In applications such as teleconferencing and hands-free telephony, stereophonic systems provide telepresence compared to monaural systems to users by enabling listeners to localize conference participants in meetings where multiple parties might be conversing at the same time.
A high-end stereo teleconferencing system provides a more “natural” listening experience between conferees than monophonic systems. The stereophonic (Stereo) acoustic echo canceller (SAEC) software suppresses the echo returned to the transmission room to enable undisturbed communication between the rooms. Participants can more easily discern who is talking at the other end by means of the spatial aspect of the audio output. In such hands-free systems, stereophonic acoustic echo cancellers are absolutely necessary for full-duplex communication.
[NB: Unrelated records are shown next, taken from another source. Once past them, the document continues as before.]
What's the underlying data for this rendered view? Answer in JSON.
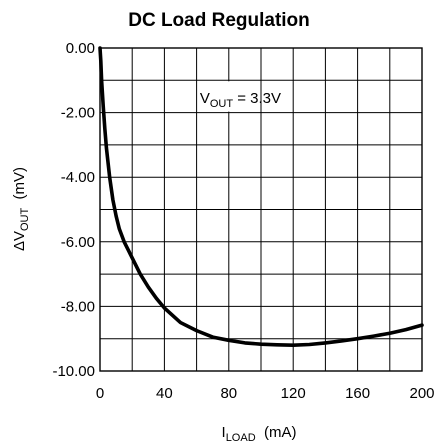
{
  "chart_data": {
    "type": "line",
    "title": "DC Load Regulation",
    "xlabel": {
      "main": "I",
      "sub": "LOAD",
      "unit": "(mA)"
    },
    "ylabel": {
      "prefix": "ΔV",
      "sub": "OUT",
      "unit": "(mV)"
    },
    "xlim": [
      0,
      200
    ],
    "ylim": [
      -10,
      0
    ],
    "x_ticks": [
      "0",
      "40",
      "80",
      "120",
      "160",
      "200"
    ],
    "x_tick_values": [
      0,
      40,
      80,
      120,
      160,
      200
    ],
    "y_ticks": [
      "0.00",
      "-2.00",
      "-4.00",
      "-6.00",
      "-8.00",
      "-10.00"
    ],
    "y_tick_values": [
      0,
      -2,
      -4,
      -6,
      -8,
      -10
    ],
    "grid": true,
    "x_grid_step": 20,
    "y_grid_step": 1,
    "annotation": {
      "main": "V",
      "sub": "OUT",
      "rest": " = 3.3V"
    },
    "series": [
      {
        "x": [
          0,
          0.5,
          1,
          2,
          3,
          4,
          6,
          8,
          10,
          12,
          15,
          18,
          20,
          25,
          30,
          35,
          40,
          50,
          60,
          70,
          80,
          90,
          100,
          110,
          120,
          130,
          140,
          150,
          160,
          170,
          180,
          190,
          200
        ],
        "y": [
          0,
          -0.4,
          -1.0,
          -1.8,
          -2.5,
          -3.1,
          -4.0,
          -4.7,
          -5.2,
          -5.6,
          -6.0,
          -6.3,
          -6.5,
          -7.0,
          -7.4,
          -7.75,
          -8.05,
          -8.5,
          -8.75,
          -8.95,
          -9.05,
          -9.13,
          -9.17,
          -9.19,
          -9.2,
          -9.18,
          -9.13,
          -9.07,
          -9.0,
          -8.92,
          -8.83,
          -8.72,
          -8.58
        ]
      }
    ]
  }
}
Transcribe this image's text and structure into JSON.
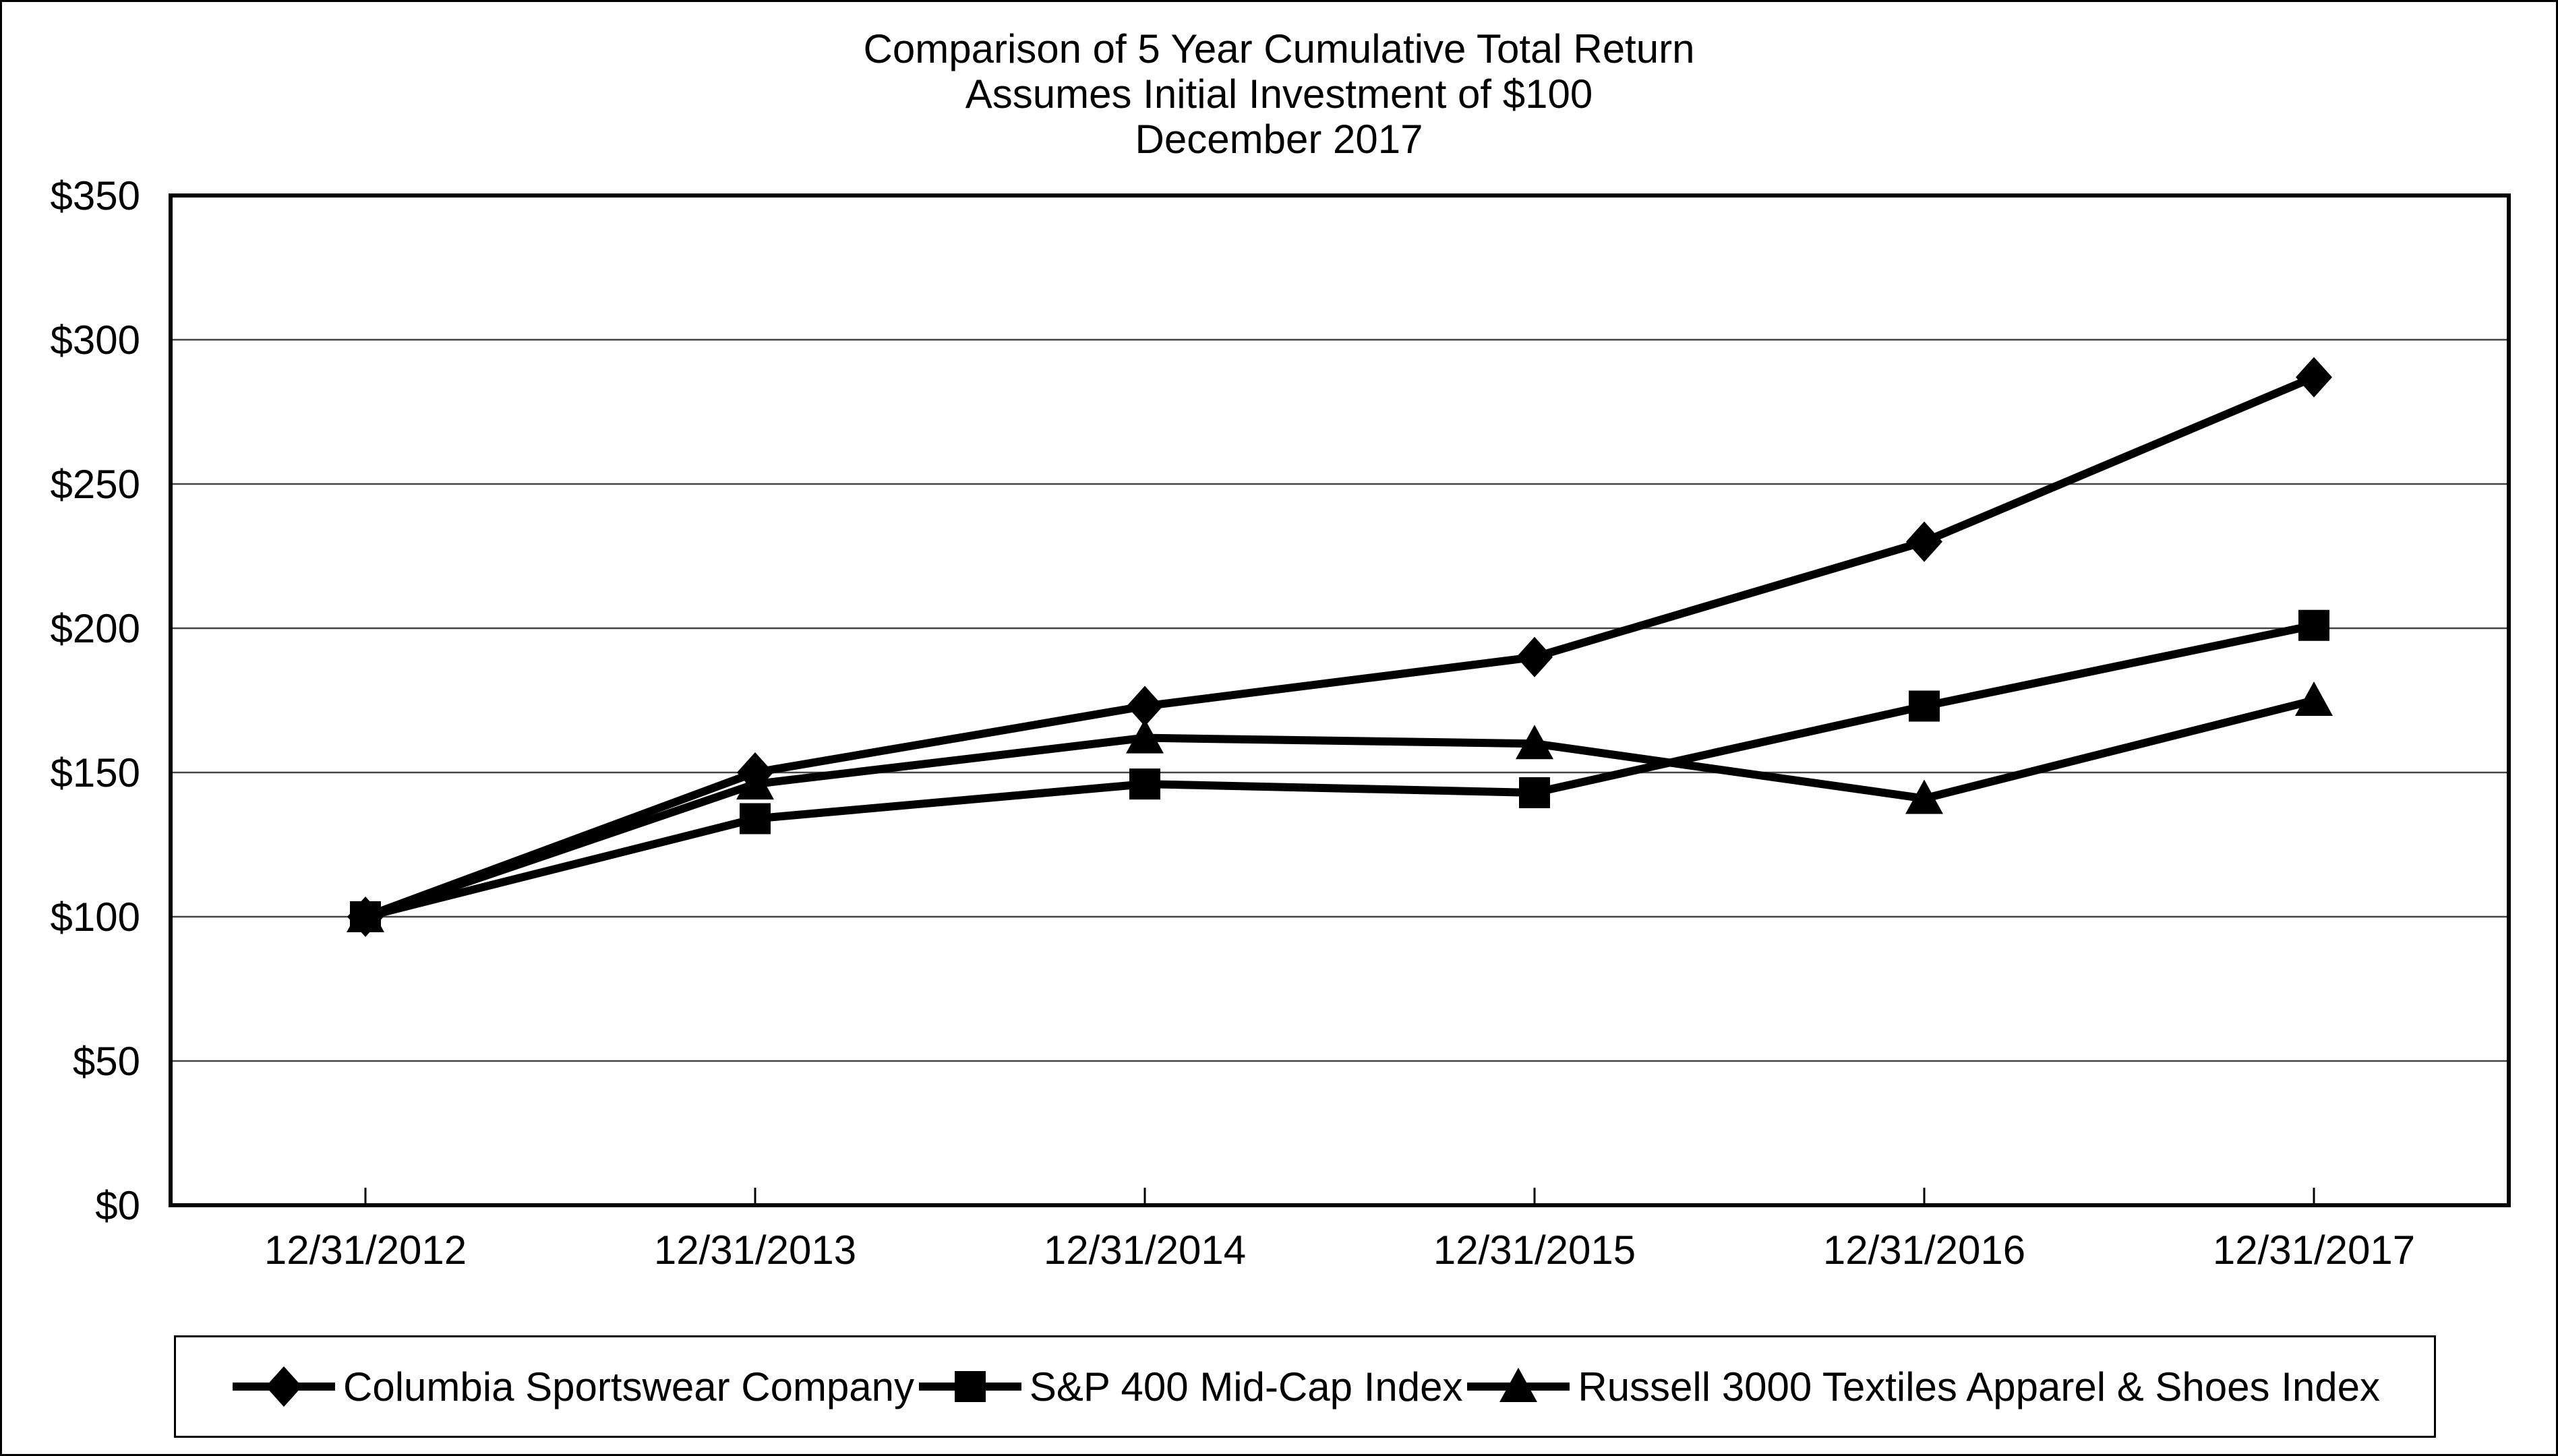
{
  "chart_data": {
    "type": "line",
    "title": "Comparison of 5 Year Cumulative Total Return",
    "subtitle": "Assumes Initial Investment of $100",
    "date_label": "December 2017",
    "categories": [
      "12/31/2012",
      "12/31/2013",
      "12/31/2014",
      "12/31/2015",
      "12/31/2016",
      "12/31/2017"
    ],
    "series": [
      {
        "name": "Columbia Sportswear Company",
        "marker": "diamond",
        "values": [
          100,
          150,
          173,
          190,
          230,
          287
        ]
      },
      {
        "name": "S&P 400 Mid-Cap Index",
        "marker": "square",
        "values": [
          100,
          134,
          146,
          143,
          173,
          201
        ]
      },
      {
        "name": "Russell 3000 Textiles Apparel & Shoes Index",
        "marker": "triangle",
        "values": [
          100,
          146,
          162,
          160,
          141,
          175
        ]
      }
    ],
    "y_axis": {
      "min": 0,
      "max": 350,
      "step": 50,
      "tick_prefix": "$",
      "tick_labels": [
        "$0",
        "$50",
        "$100",
        "$150",
        "$200",
        "$250",
        "$300",
        "$350"
      ]
    },
    "grid": true,
    "legend_position": "bottom",
    "line_color": "#000000",
    "marker_color": "#000000",
    "grid_color": "#444444",
    "frame_color": "#000000"
  }
}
Stereophonic acoustic echo cancellation is similar to monophonic (mono) AEC in that the echo in need of canceling is due to a speaker – microphone acoustic coupling. In the SAEC case, each speaker will acoustically couple to each microphone in the system. On the surface the solution to the problem of cancelling multiple echoes seems relatively uncomplicated. The number of acoustic echo cancellers (AECs) needed in a system containing N speakers and M microphones NM. For the full-duplex stereophonic case, four (4) AECs are required. The actual echo cancellation requirements are not so straight forward.
The challenge with the SAEC is well documented and relates to the fact that the audio from each speaker is highly correlated (signals are similar) with the other speakers in the system since it is assumed all speaker audio outputs are coming from a common remote room. The high correlation between speakers can produce non-unique “confusion” for the adaptive filters. The individual adaptive filters can lock onto the same speaker signals producing an overall effect of slow convergence and high misalignment.
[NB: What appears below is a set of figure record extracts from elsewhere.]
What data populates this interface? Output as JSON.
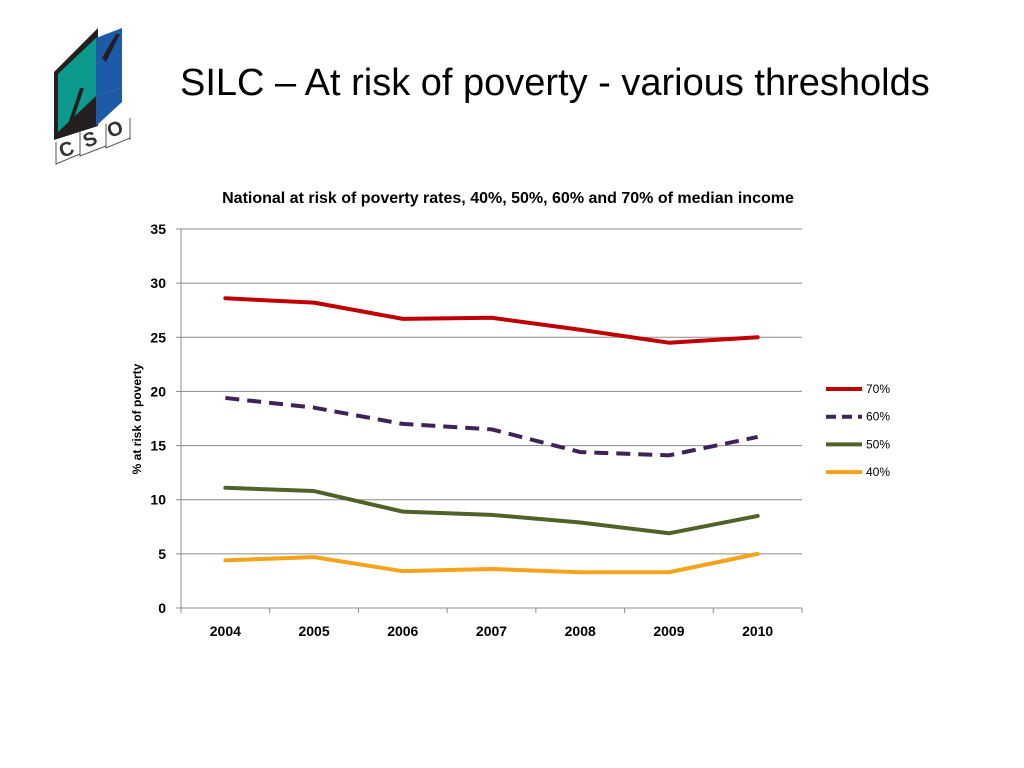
{
  "slide": {
    "title": "SILC – At risk of poverty - various thresholds",
    "logo_text": "CSO"
  },
  "chart_data": {
    "type": "line",
    "title": "National at risk of poverty rates, 40%, 50%, 60% and 70% of median income",
    "xlabel": "",
    "ylabel": "% at risk of poverty",
    "x": [
      "2004",
      "2005",
      "2006",
      "2007",
      "2008",
      "2009",
      "2010"
    ],
    "ylim": [
      0,
      35
    ],
    "yticks": [
      0,
      5,
      10,
      15,
      20,
      25,
      30,
      35
    ],
    "grid": true,
    "legend_position": "right",
    "series": [
      {
        "name": "70%",
        "color": "#C00000",
        "dashed": false,
        "values": [
          28.6,
          28.2,
          26.7,
          26.8,
          25.7,
          24.5,
          25.0
        ]
      },
      {
        "name": "60%",
        "color": "#3F2257",
        "dashed": true,
        "values": [
          19.4,
          18.5,
          17.0,
          16.5,
          14.4,
          14.1,
          15.8
        ]
      },
      {
        "name": "50%",
        "color": "#4F6228",
        "dashed": false,
        "values": [
          11.1,
          10.8,
          8.9,
          8.6,
          7.9,
          6.9,
          8.5
        ]
      },
      {
        "name": "40%",
        "color": "#F5A31C",
        "dashed": false,
        "values": [
          4.4,
          4.7,
          3.4,
          3.6,
          3.3,
          3.3,
          5.0
        ]
      }
    ]
  }
}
The usual solution to this problem is to perform a non-linear operation on each incoming signal. This has an effect of de-correlating the speaker signals which in turn allows the adaptive filters to converge more quickly with less misalignment. The downside of this is that the non-linear operators can cause too much audible distortion to the near end room listeners (since the speaker signals are now distorted).
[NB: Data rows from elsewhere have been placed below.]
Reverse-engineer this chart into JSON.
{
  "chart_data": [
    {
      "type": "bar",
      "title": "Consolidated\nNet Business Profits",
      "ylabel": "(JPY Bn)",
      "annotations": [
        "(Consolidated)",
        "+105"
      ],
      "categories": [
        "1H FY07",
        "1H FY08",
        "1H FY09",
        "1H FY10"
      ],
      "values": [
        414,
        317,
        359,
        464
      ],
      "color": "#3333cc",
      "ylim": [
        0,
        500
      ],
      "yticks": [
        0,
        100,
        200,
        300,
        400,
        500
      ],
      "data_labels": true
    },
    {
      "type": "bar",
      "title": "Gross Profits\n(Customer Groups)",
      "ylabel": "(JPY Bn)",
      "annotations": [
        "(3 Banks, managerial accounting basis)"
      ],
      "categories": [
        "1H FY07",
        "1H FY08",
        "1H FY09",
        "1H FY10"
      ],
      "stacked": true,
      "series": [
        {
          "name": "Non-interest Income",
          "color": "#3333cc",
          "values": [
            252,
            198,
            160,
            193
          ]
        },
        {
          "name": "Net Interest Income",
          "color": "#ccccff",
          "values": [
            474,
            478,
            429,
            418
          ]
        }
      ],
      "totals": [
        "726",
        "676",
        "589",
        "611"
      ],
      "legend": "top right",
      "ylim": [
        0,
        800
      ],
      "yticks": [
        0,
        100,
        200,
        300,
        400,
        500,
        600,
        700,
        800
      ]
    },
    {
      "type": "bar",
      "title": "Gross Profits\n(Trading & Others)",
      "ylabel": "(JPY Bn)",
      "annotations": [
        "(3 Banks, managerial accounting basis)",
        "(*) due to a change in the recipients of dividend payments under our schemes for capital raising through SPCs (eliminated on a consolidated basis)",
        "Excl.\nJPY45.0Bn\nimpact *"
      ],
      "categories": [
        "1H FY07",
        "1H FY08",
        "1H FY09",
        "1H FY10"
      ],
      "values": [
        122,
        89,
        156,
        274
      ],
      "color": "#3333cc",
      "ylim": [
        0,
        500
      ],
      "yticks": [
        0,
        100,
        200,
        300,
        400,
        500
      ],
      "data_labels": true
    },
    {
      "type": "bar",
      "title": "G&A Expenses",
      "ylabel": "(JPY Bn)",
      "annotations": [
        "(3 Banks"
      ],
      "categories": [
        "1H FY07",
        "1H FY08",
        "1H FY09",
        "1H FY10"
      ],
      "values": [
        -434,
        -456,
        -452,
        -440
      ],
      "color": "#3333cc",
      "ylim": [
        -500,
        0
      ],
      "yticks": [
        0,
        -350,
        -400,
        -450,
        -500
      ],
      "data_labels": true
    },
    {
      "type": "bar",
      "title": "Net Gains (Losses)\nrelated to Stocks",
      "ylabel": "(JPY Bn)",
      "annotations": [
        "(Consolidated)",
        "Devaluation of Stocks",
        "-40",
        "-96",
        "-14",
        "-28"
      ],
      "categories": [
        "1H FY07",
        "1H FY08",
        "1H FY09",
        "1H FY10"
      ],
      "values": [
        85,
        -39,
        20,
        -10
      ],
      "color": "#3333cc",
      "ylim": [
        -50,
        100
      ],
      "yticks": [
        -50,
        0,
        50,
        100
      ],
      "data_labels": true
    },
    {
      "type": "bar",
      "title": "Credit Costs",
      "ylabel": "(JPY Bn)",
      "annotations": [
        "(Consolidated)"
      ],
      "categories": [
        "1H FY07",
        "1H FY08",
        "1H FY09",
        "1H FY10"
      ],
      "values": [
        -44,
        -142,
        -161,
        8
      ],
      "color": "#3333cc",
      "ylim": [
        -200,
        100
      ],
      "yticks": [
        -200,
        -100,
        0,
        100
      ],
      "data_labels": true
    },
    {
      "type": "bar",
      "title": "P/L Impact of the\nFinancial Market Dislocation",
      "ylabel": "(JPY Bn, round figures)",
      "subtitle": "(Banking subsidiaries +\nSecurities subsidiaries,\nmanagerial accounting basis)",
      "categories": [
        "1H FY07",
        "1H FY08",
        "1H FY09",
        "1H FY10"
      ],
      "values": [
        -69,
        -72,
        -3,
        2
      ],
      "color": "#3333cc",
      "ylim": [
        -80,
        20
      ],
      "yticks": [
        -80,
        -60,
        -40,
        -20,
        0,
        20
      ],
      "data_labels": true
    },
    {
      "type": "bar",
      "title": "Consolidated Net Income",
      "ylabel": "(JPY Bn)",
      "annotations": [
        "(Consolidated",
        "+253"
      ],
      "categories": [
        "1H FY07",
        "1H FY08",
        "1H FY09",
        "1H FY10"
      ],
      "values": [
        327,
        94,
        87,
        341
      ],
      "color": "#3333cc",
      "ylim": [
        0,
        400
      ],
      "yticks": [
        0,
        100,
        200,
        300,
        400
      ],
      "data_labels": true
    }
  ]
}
Pyscho-acoustic non-linear operators can be a good choice since the human ear hears sound on a non-linear Bark Scale. Essentially the ear is non-linear listening device. So by distorting the signal in a pyscho-acoustic fashion, one mathematically de-correlates the signal but if done correctly will be less perceived as distortion to the ear.
—————————————
Psychoacoustics is the scientific study of sound perception. As soon as sound passes through the ears, it stops being a physical phenomena and becomes a matter of perception. What we hear is almost by rule different from what is actually sounding, due to the peculiarities and limitations of our hearing.
The Bark Scale is a nonlinear audio frequency scale.